Mirada al Pasado: Las populares declaratorias de Amor en Margarita


Desde que el mundo es mundo en la Isla de Margarita el amor ha sido tema apasionante. Los hombres se han valido de infinidad de artimañas para dirigirse a la mujer deseada. Entre las más antiguas formas estuvo la de la «estaca». Nadie dice dónde ni cuándo se inició esta práctica, ni mucho menos quién o quiénes la idearon. 

Pero se comenta, que después de la Semana Santa o Mayor, los hombres que se consideraban capaces de hacerse cargo de una mujer, salían al filo de la medianoche, estaca y maceta en mano y machete al cinto por si acaso, hacia la casa de la pretendida y ya en la puerta, después de hacer algunos movimientos como para que todos se despertaran, daban tres golpecitos por tres veces consecutivas con los maderos y pronunciaban las rituales palabras: ¿Clavo aquí la estaca?, lo que desde adentro le era respondido con un tajante: ¿Cuyo es Usted? lo que obligaba al requeriente a identificarse y a esperar que le preguntaran: ¿Por quién?, para decir el nombre de la deseada y aguardar pacientemente la respuesta que podía ser: «No puede Usted » o «clávela Usted », si era negada o aceptada la petición.

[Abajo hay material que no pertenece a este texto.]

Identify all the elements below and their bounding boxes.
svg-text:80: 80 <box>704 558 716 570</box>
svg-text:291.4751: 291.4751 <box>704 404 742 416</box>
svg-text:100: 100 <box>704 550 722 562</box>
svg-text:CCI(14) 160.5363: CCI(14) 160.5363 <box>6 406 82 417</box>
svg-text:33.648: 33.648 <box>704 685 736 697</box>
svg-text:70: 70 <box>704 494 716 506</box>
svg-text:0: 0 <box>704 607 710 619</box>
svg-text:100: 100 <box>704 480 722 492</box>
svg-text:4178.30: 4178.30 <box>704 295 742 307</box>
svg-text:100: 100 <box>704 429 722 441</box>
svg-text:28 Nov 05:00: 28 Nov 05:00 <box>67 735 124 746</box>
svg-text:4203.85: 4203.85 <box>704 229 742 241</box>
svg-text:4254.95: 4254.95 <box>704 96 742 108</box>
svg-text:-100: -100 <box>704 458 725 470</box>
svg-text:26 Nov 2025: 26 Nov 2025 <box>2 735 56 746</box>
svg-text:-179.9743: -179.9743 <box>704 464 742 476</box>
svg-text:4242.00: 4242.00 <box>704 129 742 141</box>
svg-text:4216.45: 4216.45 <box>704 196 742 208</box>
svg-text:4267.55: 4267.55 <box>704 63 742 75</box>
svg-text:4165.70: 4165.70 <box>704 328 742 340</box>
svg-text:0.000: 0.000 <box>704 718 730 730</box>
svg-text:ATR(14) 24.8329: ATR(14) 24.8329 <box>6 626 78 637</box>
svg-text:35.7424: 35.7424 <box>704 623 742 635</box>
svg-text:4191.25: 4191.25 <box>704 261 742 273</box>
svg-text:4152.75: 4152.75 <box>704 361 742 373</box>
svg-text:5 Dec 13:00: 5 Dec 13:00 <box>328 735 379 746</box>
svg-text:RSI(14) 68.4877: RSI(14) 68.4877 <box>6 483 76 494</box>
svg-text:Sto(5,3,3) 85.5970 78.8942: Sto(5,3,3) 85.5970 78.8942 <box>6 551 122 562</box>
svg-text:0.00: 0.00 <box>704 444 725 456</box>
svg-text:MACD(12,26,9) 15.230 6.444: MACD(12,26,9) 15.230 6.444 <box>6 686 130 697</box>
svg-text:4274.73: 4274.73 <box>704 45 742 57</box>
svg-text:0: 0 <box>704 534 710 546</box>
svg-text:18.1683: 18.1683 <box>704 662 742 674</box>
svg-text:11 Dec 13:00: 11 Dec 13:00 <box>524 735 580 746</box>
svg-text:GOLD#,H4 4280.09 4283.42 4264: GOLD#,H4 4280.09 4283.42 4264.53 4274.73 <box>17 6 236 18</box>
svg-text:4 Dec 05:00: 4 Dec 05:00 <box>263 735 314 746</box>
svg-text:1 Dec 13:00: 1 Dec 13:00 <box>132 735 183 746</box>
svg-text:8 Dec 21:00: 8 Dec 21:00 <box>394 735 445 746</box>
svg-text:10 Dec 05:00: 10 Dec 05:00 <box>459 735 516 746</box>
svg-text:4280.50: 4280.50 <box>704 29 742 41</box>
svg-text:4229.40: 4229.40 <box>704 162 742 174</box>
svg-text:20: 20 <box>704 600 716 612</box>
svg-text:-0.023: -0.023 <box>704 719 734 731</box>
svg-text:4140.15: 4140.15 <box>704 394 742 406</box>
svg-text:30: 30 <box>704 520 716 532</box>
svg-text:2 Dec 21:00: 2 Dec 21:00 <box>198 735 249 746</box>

Se dice asimismo que esa estaca gruesa y de madera fuerte, clavada cerquita de la pared, era respetada por propios y extraños y que el afortunado pretendiente no tenía necesidad ni siquiera de volver por esos predios, sino hasta el día que se iba a casar o a consumar la unión, sí era con lo único que podía cumplir la promesa o palabra empeñada. Se asegura que este sistema fue suplantado por el de «las piedritas» que se tiraban a la hembra para ver si aceptaba los requerimientos amorosos y tratar luego de «pedir la mano», expuesto el pretendiente a que el padre de la pretendida o quien hiciera sus veces, le tomara la diestra para ver si había callos en ella y poder aceptarle la propuesta o de lo contrario rechazarlo, por flojo, haragán o patiquín.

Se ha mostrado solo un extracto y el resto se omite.